Reflecting on Writing a Book for Helping Others

01:02:54
Speaker
And I think that's what anybody can take away is like good things don't happen overnight.
01:03:01
Speaker
It compounds with consistent effort and showing up and just doing. It's almost tricking yourself to being like, all right, I can't do this today. I'm a little bit better tomorrow.
01:03:13
Speaker
And then of sudden a year pass. You're like, all right, i'm i'm i I've gained momentum. and then two years, and then it's like, okay, it's done, but it's not where I want it to be. and then diving back into it getting stuck,
01:03:26
Speaker
Hating it, putting it away for a second, coming back to it, re-editing it. You're like, it's almost there. It needs a little bit more. And then like, it's just, then it's like, when you get to the point where I was like last week, it was like, all right, cherry on top now.
01:03:38
Speaker
I'm there. And then you just do it. I don't think about four years of my time. i just thought of like, that's how long it took. It takes what it takes. It it is what it is. Like, I would have loved to write the book in six months.
01:03:51
Speaker
Would have loved to. Because it would have been off my shoulders and done. It just... Things don't happen that way. And I think the product, because I took my time with it um and and put everything I have into it, I've gotten a really good product.
01:04:09
Speaker
I think it's like i I put it down there then. i'd like i was like, this is really good. And it's funny because when Cab brought it up to me and said like like all this stuff when I started telling my story like one mastermind, like I didn't think I had a story.
01:04:23
Speaker
And I remember one time i was driving home from the gym and Cab was like, let me tell you your story. And he told it to me. And Cab's a storyteller and he's just a good speaker. I'm like, that's a fucking amazing story. He goes, that's you. Like you did this. And I'm like, yeah, but I don't tell it like that or I don't think of it like that. I just was going through this journey.
01:04:43
Speaker
um But now that I put in my own words and have learned how to be a little bit better of a storyteller, like, I mean, it's a really good book. And that's on my own.
01:04:55
Speaker
I believe it's a good book. But now the other piece is it's going to help a lot of people. It's a book that the world needs. It's a book that these kids need. of age, it's a little dark, so it might be high school level above when they're more mature for it or ready for it. It's super dark, but it's a comeback story. And I think I want to sell copies because I want to help people.
01:05:20
Speaker
I don't care about New York's bestseller. I'd like, would that be cool? It'd be awesome. But if it is a New York bestseller, it's because it's helped a lot of people. Right. That's the more important part. I wrote it because I wanted people to get through tough times faster than I did.
01:05:38
Speaker
I think I accomplished that. Yeah. I mean, that's being a ah coach. Let's get these kids where we were and beyond faster. So it's it's a great parallel, great metaphor for, i mean, what you've built in the lacrosse bar.
01:05:54
Speaker
It's beautiful. Thank you. Well, let's let's let's call it there. I know you got a session here coming up, so I appreciate you taking time this morning. I'm in Dallas for a lacrosse game. That time change killed us both. Yeah, you are not wrong. It was a 4.30 morning, so 5.30 morning. and Yeah, but we we made it happen, man. So I appreciate you.

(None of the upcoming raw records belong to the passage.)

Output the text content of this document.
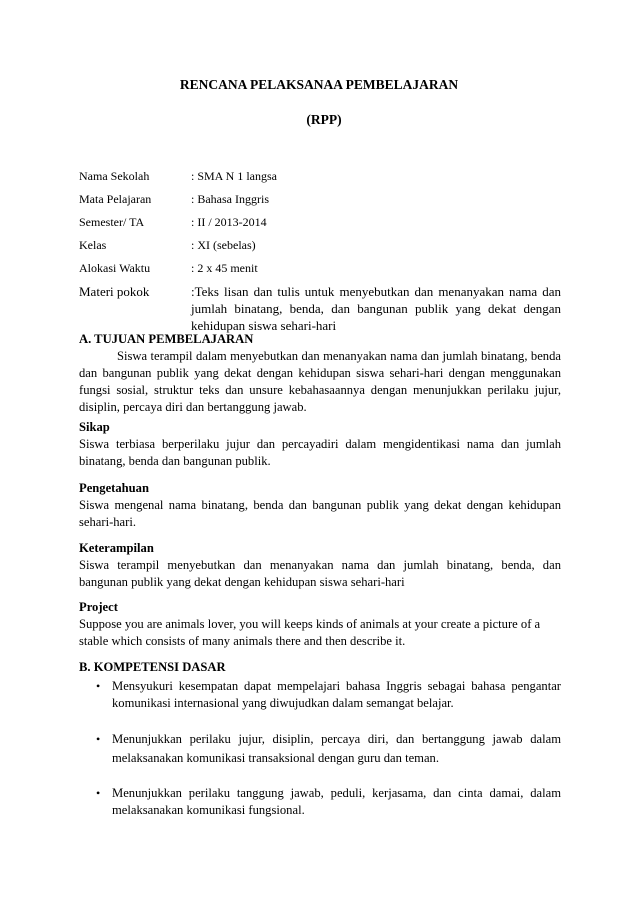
RENCANA PELAKSANAA PEMBELAJARAN
(RPP)
Nama Sekolah	: SMA N 1 langsa
Mata Pelajaran	: Bahasa Inggris
Semester/ TA	: II / 2013-2014
Kelas	: XI (sebelas)
Alokasi Waktu	: 2 x 45 menit
Materi pokok	:Teks lisan dan tulis untuk menyebutkan dan menanyakan nama dan jumlah binatang, benda, dan bangunan publik yang dekat dengan kehidupan siswa sehari-hari
A. TUJUAN PEMBELAJARAN
Siswa terampil dalam menyebutkan dan menanyakan nama dan jumlah binatang, benda dan bangunan publik yang dekat dengan kehidupan siswa sehari-hari dengan menggunakan fungsi sosial, struktur teks dan unsure kebahasaannya dengan menunjukkan perilaku jujur, disiplin, percaya diri dan bertanggung jawab.
Sikap
Siswa terbiasa berperilaku jujur dan percayadiri dalam mengidentikasi nama dan jumlah binatang, benda dan bangunan publik.
Pengetahuan
Siswa mengenal nama binatang, benda dan bangunan publik yang dekat dengan kehidupan sehari-hari.
Keterampilan
Siswa terampil menyebutkan dan menanyakan nama dan jumlah binatang, benda, dan bangunan publik yang dekat dengan kehidupan siswa sehari-hari
Project
Suppose you are animals lover, you will keeps kinds of animals at your create a picture of a stable which consists of many animals there and then describe it.
B. KOMPETENSI DASAR
• Mensyukuri kesempatan dapat mempelajari bahasa Inggris sebagai bahasa pengantar komunikasi internasional yang diwujudkan dalam semangat belajar.
• Menunjukkan perilaku jujur, disiplin, percaya diri, dan bertanggung jawab dalam melaksanakan komunikasi transaksional dengan guru dan teman.
• Menunjukkan perilaku tanggung jawab, peduli, kerjasama, dan cinta damai, dalam melaksanakan komunikasi fungsional.
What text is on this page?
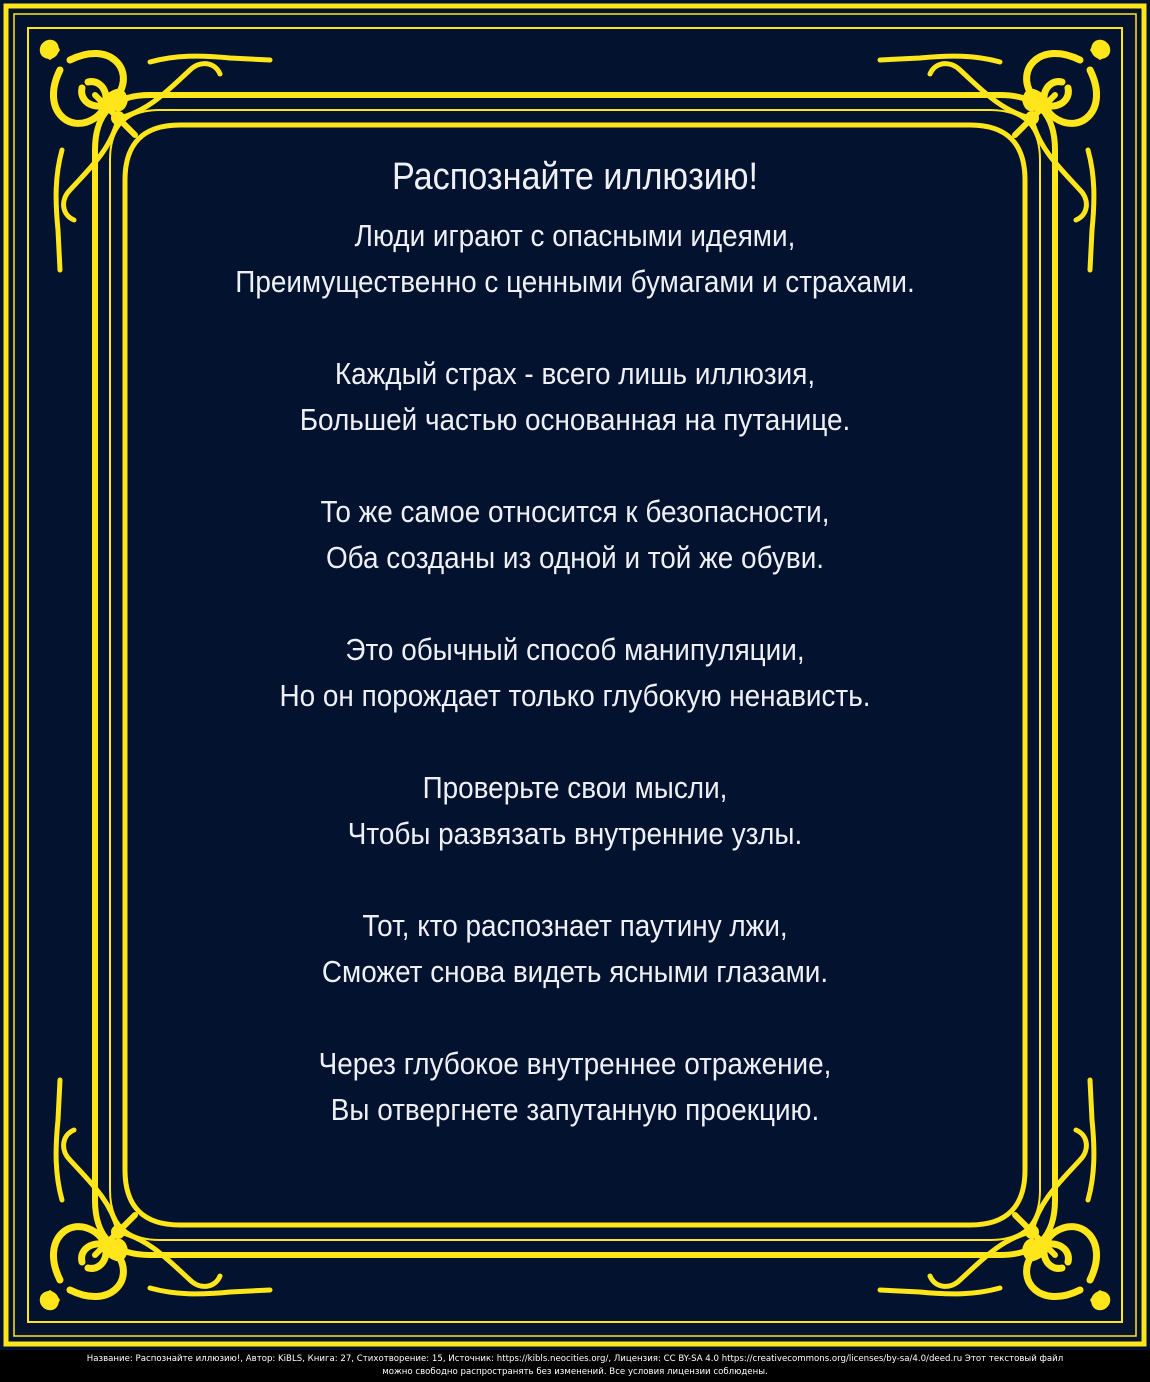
Распознайте иллюзию!
Люди играют с опасными идеями,
Преимущественно с ценными бумагами и страхами.
Каждый страх - всего лишь иллюзия,
Большей частью основанная на путанице.
То же самое относится к безопасности,
Оба созданы из одной и той же обуви.
Это обычный способ манипуляции,
Но он порождает только глубокую ненависть.
Проверьте свои мысли,
Чтобы развязать внутренние узлы.
Тот, кто распознает паутину лжи,
Сможет снова видеть ясными глазами.
Через глубокое внутреннее отражение,
Вы отвергнете запутанную проекцию.
Название: Распознайте иллюзию!, Автор: KiBLS, Книга: 27, Стихотворение: 15, Источник: https://kibls.neocities.org/, Лицензия: CC BY-SA 4.0 https://creativecommons.org/licenses/by-sa/4.0/deed.ru Этот текстовый файл
можно свободно распространять без изменений. Все условия лицензии соблюдены.
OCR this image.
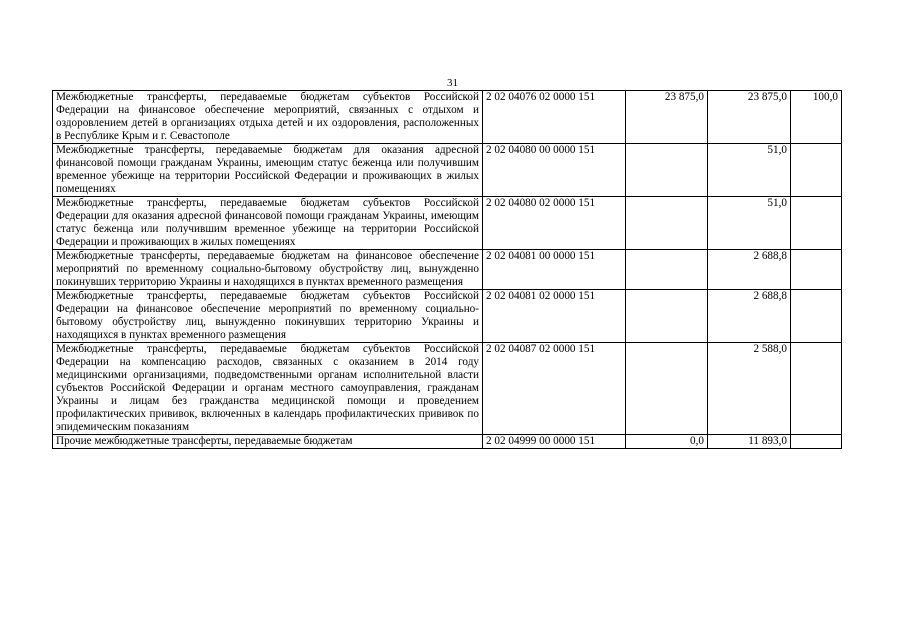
31
Межбюджетные трансферты, передаваемые бюджетам субъектов Российской Федерации на финансовое обеспечение мероприятий, связанных с отдыхом и оздоровлением детей в организациях отдыха детей и их оздоровления, расположенных в Республике Крым и г. Севастополе	2 02 04076 02 0000 151	23 875,0	23 875,0	100,0
Межбюджетные трансферты, передаваемые бюджетам для оказания адресной финансовой помощи гражданам Украины, имеющим статус беженца или получившим временное убежище на территории Российской Федерации и проживающих в жилых помещениях	2 02 04080 00 0000 151		51,0	
Межбюджетные трансферты, передаваемые бюджетам субъектов Российской Федерации для оказания адресной финансовой помощи гражданам Украины, имеющим статус беженца или получившим временное убежище на территории Российской Федерации и проживающих в жилых помещениях	2 02 04080 02 0000 151		51,0	
Межбюджетные трансферты, передаваемые бюджетам на финансовое обеспечение мероприятий по временному социально-бытовому обустройству лиц, вынужденно покинувших территорию Украины и находящихся в пунктах временного размещения	2 02 04081 00 0000 151		2 688,8	
Межбюджетные трансферты, передаваемые бюджетам субъектов Российской Федерации на финансовое обеспечение мероприятий по временному социально-бытовому обустройству лиц, вынужденно покинувших территорию Украины и находящихся в пунктах временного размещения	2 02 04081 02 0000 151		2 688,8	
Межбюджетные трансферты, передаваемые бюджетам субъектов Российской Федерации на компенсацию расходов, связанных с оказанием в 2014 году медицинскими организациями, подведомственными органам исполнительной власти субъектов Российской Федерации и органам местного самоуправления, гражданам Украины и лицам без гражданства медицинской помощи и проведением профилактических прививок, включенных в календарь профилактических прививок по эпидемическим показаниям	2 02 04087 02 0000 151		2 588,0	
Прочие межбюджетные трансферты, передаваемые бюджетам	2 02 04999 00 0000 151	0,0	11 893,0	
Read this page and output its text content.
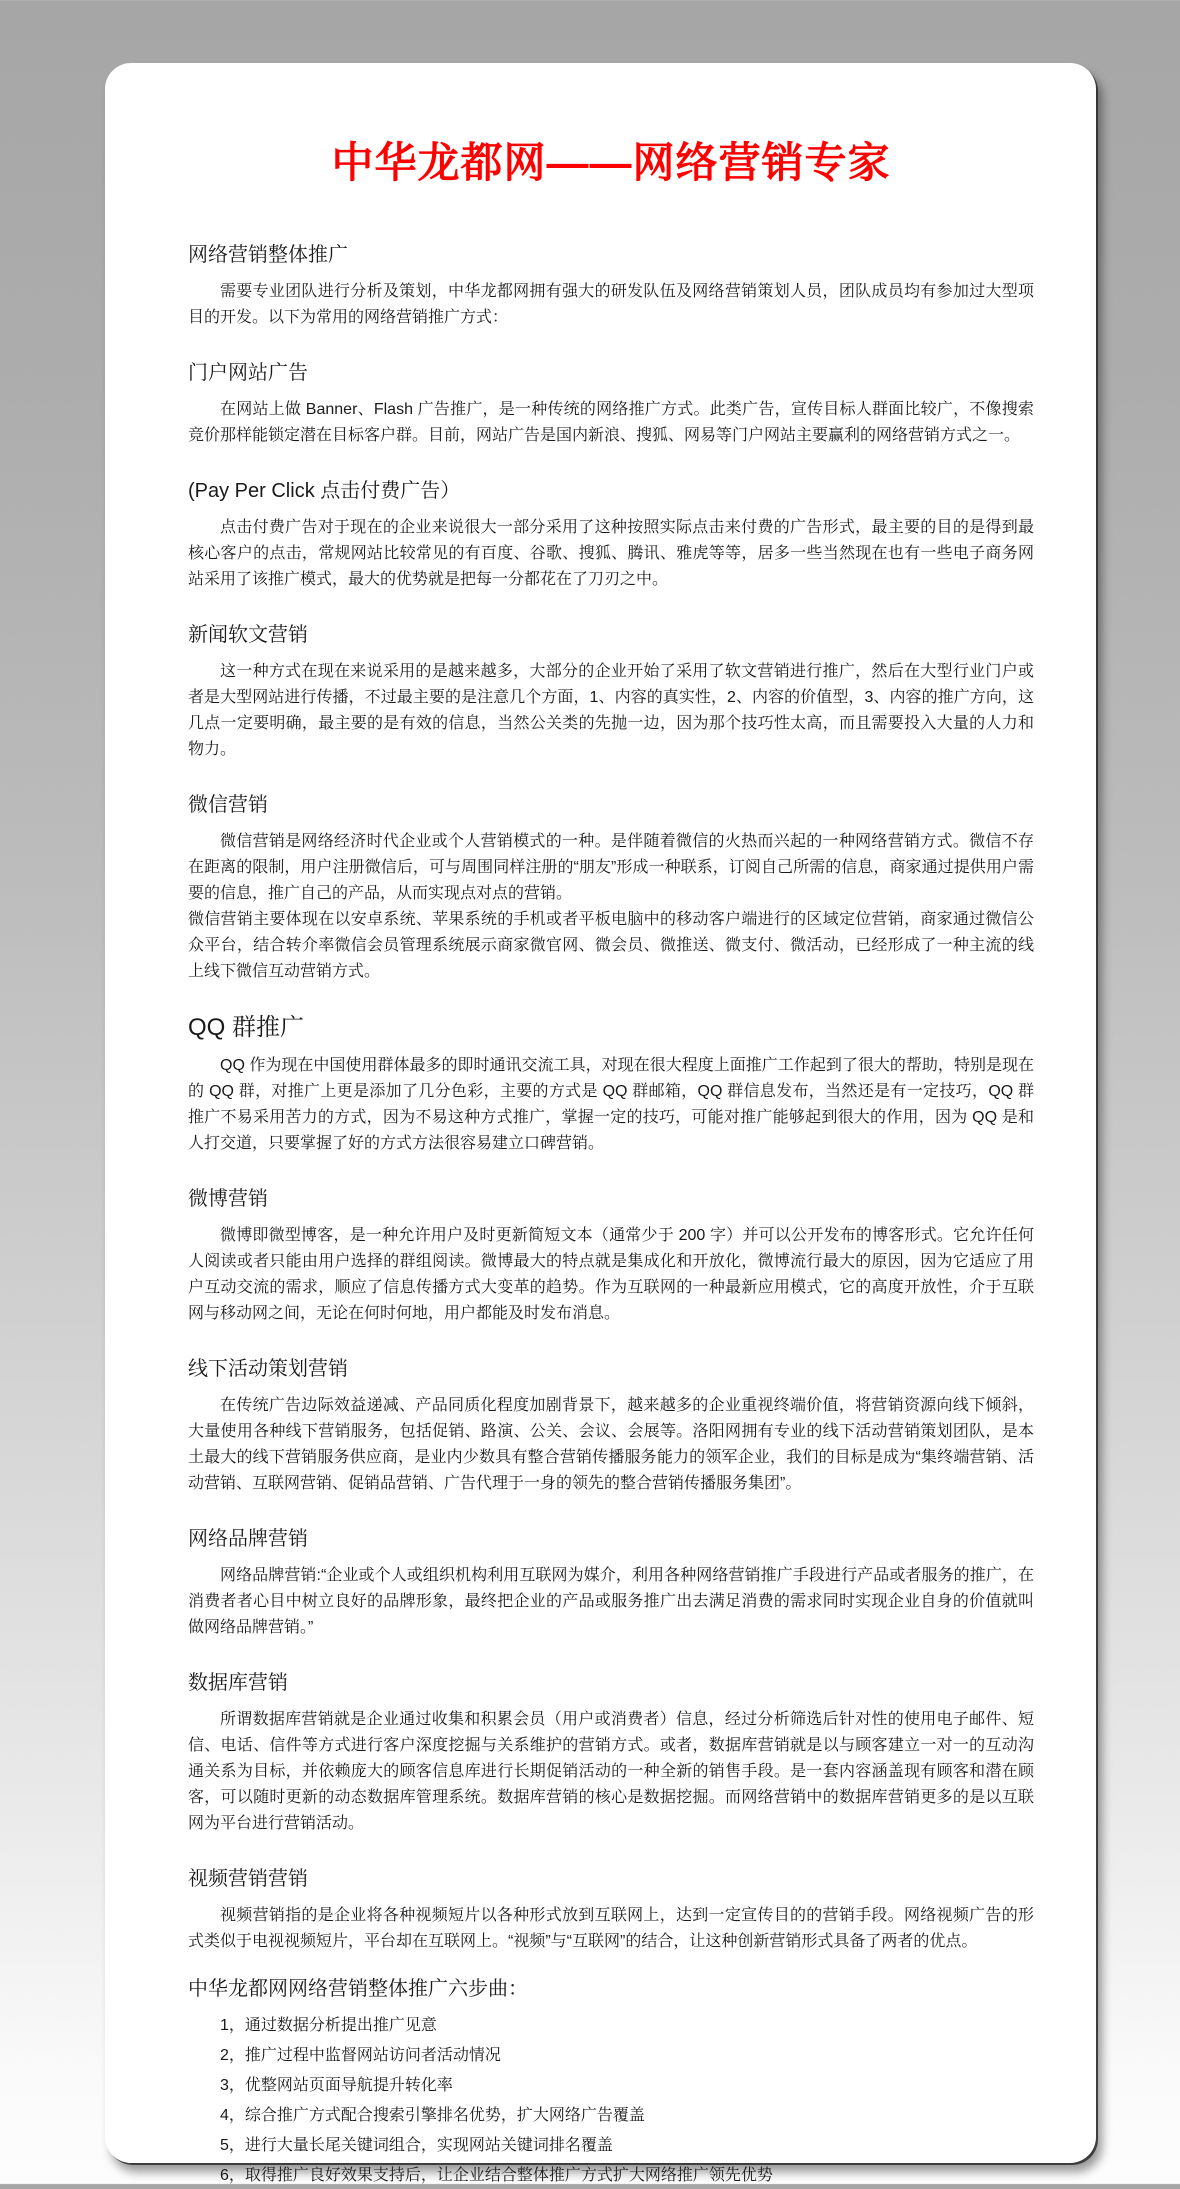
中华龙都网——网络营销专家
网络营销整体推广

需要专业团队进行分析及策划，中华龙都网拥有强大的研发队伍及网络营销策划人员，团队成员均有参加过大型项目的开发。以下为常用的网络营销推广方式：

门户网站广告

在网站上做 Banner、Flash 广告推广，是一种传统的网络推广方式。此类广告，宣传目标人群面比较广，不像搜索竞价那样能锁定潜在目标客户群。目前，网站广告是国内新浪、搜狐、网易等门户网站主要赢利的网络营销方式之一。

(Pay Per Click 点击付费广告）

点击付费广告对于现在的企业来说很大一部分采用了这种按照实际点击来付费的广告形式，最主要的目的是得到最核心客户的点击，常规网站比较常见的有百度、谷歌、搜狐、腾讯、雅虎等等，居多一些当然现在也有一些电子商务网站采用了该推广模式，最大的优势就是把每一分都花在了刀刃之中。

新闻软文营销

这一种方式在现在来说采用的是越来越多，大部分的企业开始了采用了软文营销进行推广，然后在大型行业门户或者是大型网站进行传播，不过最主要的是注意几个方面，1、内容的真实性，2、内容的价值型，3、内容的推广方向，这几点一定要明确，最主要的是有效的信息，当然公关类的先抛一边，因为那个技巧性太高，而且需要投入大量的人力和物力。

微信营销

微信营销是网络经济时代企业或个人营销模式的一种。是伴随着微信的火热而兴起的一种网络营销方式。微信不存在距离的限制，用户注册微信后，可与周围同样注册的“朋友”形成一种联系，订阅自己所需的信息，商家通过提供用户需要的信息，推广自己的产品，从而实现点对点的营销。

微信营销主要体现在以安卓系统、苹果系统的手机或者平板电脑中的移动客户端进行的区域定位营销，商家通过微信公众平台，结合转介率微信会员管理系统展示商家微官网、微会员、微推送、微支付、微活动，已经形成了一种主流的线上线下微信互动营销方式。

QQ 群推广

QQ 作为现在中国使用群体最多的即时通讯交流工具，对现在很大程度上面推广工作起到了很大的帮助，特别是现在的 QQ 群，对推广上更是添加了几分色彩，主要的方式是 QQ 群邮箱，QQ 群信息发布，当然还是有一定技巧，QQ 群推广不易采用苦力的方式，因为不易这种方式推广，掌握一定的技巧，可能对推广能够起到很大的作用，因为 QQ 是和人打交道，只要掌握了好的方式方法很容易建立口碑营销。

微博营销

微博即微型博客，是一种允许用户及时更新简短文本（通常少于 200 字）并可以公开发布的博客形式。它允许任何人阅读或者只能由用户选择的群组阅读。微博最大的特点就是集成化和开放化，微博流行最大的原因，因为它适应了用户互动交流的需求，顺应了信息传播方式大变革的趋势。作为互联网的一种最新应用模式，它的高度开放性，介于互联网与移动网之间，无论在何时何地，用户都能及时发布消息。

线下活动策划营销

在传统广告边际效益递减、产品同质化程度加剧背景下，越来越多的企业重视终端价值，将营销资源向线下倾斜，大量使用各种线下营销服务，包括促销、路演、公关、会议、会展等。洛阳网拥有专业的线下活动营销策划团队，是本土最大的线下营销服务供应商，是业内少数具有整合营销传播服务能力的领军企业，我们的目标是成为“集终端营销、活动营销、互联网营销、促销品营销、广告代理于一身的领先的整合营销传播服务集团”。

网络品牌营销

网络品牌营销:“企业或个人或组织机构利用互联网为媒介，利用各种网络营销推广手段进行产品或者服务的推广，在消费者者心目中树立良好的品牌形象，最终把企业的产品或服务推广出去满足消费的需求同时实现企业自身的价值就叫做网络品牌营销。”

数据库营销

所谓数据库营销就是企业通过收集和积累会员（用户或消费者）信息，经过分析筛选后针对性的使用电子邮件、短信、电话、信件等方式进行客户深度挖掘与关系维护的营销方式。或者，数据库营销就是以与顾客建立一对一的互动沟通关系为目标，并依赖庞大的顾客信息库进行长期促销活动的一种全新的销售手段。是一套内容涵盖现有顾客和潜在顾客，可以随时更新的动态数据库管理系统。数据库营销的核心是数据挖掘。而网络营销中的数据库营销更多的是以互联网为平台进行营销活动。

视频营销营销

视频营销指的是企业将各种视频短片以各种形式放到互联网上，达到一定宣传目的的营销手段。网络视频广告的形式类似于电视视频短片，平台却在互联网上。“视频”与“互联网”的结合，让这种创新营销形式具备了两者的优点。

中华龙都网网络营销整体推广六步曲：
1，通过数据分析提出推广见意
2，推广过程中监督网站访问者活动情况
3，优整网站页面导航提升转化率
4，综合推广方式配合搜索引擎排名优势，扩大网络广告覆盖
5，进行大量长尾关键词组合，实现网站关键词排名覆盖
6，取得推广良好效果支持后，让企业结合整体推广方式扩大网络推广领先优势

Appreciate your time. and Yeah, man, love love the follow and everything you're building, and I look forward to these as as often as we can. can I mean, if it's a hundred every 100 podcasts, I'm not mad at that.
01:06:25
Speaker
So that's where we're sitting right it. appreciate it. Thanks for having All right. Well, I'd also look forward to the La Crosse Barn podcast. What are you going to call it? The La Crosse Barn podcast. Okay. So it's not just a clever name. Cool. All right. Well, we'll we'll let you go. Get back to it.
01:06:40
Speaker
Give this man a follow and and appreciation and pick up the book when it's ready. Cool? Thanks, man. All right. All right.